At all time points, the RYGB patients had significantly more total weight loss than the SG patients (P less than .05); the initial weight loss for RYGB patients approached 28% of body weight at year 1, compared with about 23% for the SG patients. By the end of the 5-year period, RYGB patients had maintained about a 24% weight loss, compared with almost 20% for the SG group.

This pattern was mirrored for BMI in each cohort: At year 1, the RYGB patients were down about 14 points, compared with about 12 points for the SG group. By year 5, the difference had narrowed so that each group had lost a mean of between 11 and 12 points from their original BMI, but the difference was still statistically significant (P less than .05).
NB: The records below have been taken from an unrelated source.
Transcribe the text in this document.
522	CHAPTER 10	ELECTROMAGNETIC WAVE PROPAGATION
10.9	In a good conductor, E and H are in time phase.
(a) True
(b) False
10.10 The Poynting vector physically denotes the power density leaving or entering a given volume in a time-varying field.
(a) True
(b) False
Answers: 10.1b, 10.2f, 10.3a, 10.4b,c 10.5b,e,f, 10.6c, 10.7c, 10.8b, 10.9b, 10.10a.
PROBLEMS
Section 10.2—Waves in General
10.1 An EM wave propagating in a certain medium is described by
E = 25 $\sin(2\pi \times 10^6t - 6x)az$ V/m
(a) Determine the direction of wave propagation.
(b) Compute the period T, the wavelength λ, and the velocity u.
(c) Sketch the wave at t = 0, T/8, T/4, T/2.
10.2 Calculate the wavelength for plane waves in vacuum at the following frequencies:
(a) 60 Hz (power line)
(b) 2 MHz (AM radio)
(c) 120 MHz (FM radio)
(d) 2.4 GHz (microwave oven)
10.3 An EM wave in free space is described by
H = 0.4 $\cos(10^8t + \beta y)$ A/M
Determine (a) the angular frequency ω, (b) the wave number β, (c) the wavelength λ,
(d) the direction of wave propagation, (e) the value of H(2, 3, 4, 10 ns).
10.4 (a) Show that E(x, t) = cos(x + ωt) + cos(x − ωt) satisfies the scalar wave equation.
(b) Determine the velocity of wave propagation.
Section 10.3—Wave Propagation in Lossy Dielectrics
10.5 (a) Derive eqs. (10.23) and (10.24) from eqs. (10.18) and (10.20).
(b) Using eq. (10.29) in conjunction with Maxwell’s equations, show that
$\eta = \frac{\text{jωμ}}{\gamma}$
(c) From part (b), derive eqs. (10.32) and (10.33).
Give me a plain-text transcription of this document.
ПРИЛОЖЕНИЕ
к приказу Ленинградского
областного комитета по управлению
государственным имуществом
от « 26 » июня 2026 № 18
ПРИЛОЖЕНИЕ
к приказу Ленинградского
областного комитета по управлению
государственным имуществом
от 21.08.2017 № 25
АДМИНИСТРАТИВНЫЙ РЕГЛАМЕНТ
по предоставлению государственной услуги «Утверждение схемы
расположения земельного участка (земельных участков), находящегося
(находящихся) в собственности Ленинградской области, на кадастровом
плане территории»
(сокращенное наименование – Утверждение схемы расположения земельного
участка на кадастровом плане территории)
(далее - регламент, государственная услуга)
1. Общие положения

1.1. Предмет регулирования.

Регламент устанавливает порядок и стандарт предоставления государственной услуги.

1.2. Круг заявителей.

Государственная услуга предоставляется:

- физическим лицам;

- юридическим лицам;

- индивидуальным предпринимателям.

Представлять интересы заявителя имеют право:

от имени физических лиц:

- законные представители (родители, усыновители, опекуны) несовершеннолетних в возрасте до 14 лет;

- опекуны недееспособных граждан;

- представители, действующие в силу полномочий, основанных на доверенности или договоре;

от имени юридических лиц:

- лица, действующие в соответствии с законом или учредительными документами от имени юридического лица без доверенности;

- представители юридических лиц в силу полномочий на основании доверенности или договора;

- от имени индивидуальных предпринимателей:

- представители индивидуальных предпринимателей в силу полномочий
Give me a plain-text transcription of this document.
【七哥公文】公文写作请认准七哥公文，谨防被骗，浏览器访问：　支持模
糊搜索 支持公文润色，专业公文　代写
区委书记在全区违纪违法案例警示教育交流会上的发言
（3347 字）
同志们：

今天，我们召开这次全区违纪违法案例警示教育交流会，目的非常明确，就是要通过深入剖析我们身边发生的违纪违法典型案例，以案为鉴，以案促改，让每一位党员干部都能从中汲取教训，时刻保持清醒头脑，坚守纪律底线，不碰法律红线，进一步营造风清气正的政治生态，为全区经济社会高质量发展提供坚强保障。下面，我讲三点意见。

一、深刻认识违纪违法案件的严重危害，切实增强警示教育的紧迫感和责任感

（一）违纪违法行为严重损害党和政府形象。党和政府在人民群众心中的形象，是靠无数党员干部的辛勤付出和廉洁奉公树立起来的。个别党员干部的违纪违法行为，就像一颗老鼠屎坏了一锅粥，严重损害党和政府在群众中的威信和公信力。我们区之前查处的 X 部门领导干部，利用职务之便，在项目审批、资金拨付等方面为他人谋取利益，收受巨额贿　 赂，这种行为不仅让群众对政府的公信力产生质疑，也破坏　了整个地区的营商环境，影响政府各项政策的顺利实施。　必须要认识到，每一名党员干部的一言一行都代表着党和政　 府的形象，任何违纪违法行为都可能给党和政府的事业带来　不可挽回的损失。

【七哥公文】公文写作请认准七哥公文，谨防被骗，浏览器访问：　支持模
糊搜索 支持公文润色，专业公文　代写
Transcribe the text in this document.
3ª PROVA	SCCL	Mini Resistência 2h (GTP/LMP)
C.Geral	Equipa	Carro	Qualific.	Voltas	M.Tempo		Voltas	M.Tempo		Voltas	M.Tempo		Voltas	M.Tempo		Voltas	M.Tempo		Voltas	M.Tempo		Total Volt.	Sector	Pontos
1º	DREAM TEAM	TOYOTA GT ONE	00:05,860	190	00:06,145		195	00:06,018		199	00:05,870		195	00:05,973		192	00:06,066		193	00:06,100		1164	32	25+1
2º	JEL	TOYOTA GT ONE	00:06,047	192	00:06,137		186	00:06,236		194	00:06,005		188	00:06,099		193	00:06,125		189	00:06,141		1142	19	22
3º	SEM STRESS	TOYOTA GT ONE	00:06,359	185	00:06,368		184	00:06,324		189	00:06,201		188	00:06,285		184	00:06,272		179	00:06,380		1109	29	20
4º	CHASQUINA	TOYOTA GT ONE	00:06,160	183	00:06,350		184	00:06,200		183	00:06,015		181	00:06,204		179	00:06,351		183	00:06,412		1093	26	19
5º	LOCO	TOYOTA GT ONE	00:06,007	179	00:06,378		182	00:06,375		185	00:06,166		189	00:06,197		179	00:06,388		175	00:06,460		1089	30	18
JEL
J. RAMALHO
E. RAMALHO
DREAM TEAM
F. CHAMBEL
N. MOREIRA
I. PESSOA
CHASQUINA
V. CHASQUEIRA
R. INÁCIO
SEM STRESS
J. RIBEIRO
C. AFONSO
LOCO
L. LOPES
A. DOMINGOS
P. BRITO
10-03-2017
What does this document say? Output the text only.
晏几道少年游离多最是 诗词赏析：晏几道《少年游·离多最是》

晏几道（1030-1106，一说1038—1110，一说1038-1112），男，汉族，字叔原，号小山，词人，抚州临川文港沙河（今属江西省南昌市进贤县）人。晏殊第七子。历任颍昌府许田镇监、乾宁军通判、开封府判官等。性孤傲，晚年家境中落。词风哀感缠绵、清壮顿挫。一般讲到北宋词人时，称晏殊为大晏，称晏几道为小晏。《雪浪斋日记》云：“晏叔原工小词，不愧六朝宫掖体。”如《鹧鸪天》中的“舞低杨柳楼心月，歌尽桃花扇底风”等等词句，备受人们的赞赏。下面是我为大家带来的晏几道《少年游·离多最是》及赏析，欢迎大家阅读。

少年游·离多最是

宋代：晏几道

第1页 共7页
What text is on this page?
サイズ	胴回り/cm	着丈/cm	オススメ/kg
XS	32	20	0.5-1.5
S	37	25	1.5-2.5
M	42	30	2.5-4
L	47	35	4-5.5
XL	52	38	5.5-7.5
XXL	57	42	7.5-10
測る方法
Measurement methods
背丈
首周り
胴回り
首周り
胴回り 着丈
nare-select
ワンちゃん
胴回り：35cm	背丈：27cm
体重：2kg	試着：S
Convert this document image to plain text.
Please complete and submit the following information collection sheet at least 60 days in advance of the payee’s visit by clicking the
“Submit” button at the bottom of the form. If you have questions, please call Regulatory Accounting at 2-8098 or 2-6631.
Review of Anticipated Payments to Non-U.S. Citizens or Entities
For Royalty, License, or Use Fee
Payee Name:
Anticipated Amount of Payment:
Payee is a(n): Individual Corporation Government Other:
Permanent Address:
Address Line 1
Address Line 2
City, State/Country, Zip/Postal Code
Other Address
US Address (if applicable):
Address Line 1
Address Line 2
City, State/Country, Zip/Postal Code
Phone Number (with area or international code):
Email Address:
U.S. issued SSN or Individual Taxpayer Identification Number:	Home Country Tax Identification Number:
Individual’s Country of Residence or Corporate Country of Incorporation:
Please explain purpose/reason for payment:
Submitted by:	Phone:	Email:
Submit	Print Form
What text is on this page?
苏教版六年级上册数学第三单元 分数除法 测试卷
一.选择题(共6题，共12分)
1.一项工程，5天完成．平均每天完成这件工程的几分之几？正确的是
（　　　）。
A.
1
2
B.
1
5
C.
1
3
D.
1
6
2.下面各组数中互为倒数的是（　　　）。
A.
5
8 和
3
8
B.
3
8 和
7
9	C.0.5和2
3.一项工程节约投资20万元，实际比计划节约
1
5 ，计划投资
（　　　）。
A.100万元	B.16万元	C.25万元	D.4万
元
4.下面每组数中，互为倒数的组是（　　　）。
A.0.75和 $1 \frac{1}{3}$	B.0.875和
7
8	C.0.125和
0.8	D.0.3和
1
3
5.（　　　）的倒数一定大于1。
The final measure of weight loss was excess body weight lost, and again, RYGB patients lost significantly more of their excess body weight at all time points than did the SG patients. At the end of the first year, RYGB had lost more than 65% of their excess body weight, compared with about 48% for the SG patients. By 5 years, the SG patients had regained enough weight that their net excess weight loss was a little less than 40%, while the RYGB patients’ regain put them at about 55% excess weight loss by the end of the study period.

In terms of biomarkers, systolic blood pressure did not differ significantly between the three groups except at study year 3, though the RYGB group had numerically slightly lower systolic blood pressures at all time points. Total cholesterol was lower at 1, 2, 4, and 5 years after surgery for the RYGB group.

Sleeve gastrectomy, as expected, had lower rates of grade I surgical complications, including hemorrhage and infection. Also, the SG patients had fewer postsurgical emergency department visits and a shorter length of stay.

The study results were consistent with those of a 2016 meta-analysis that favored RYGB in terms of excess weight lost, readmission for diabetes-related complications, and resolution of hypertension ( Obes Surg. 2016 Feb;26[2]:429-42 ).

Although this was a large study, it was limited by its retrospective nature and by the lack of randomization, said Dr. Lager. Retaining patients for long-term follow-up was also an issue: Of the original 719 patients, 507 were followed at 3 years and 281 at 5 years, so a significant number weren’t tracked for the full 5 years.

Dr. Lager reported no conflicts of interest, and the study had no outside sources of funding.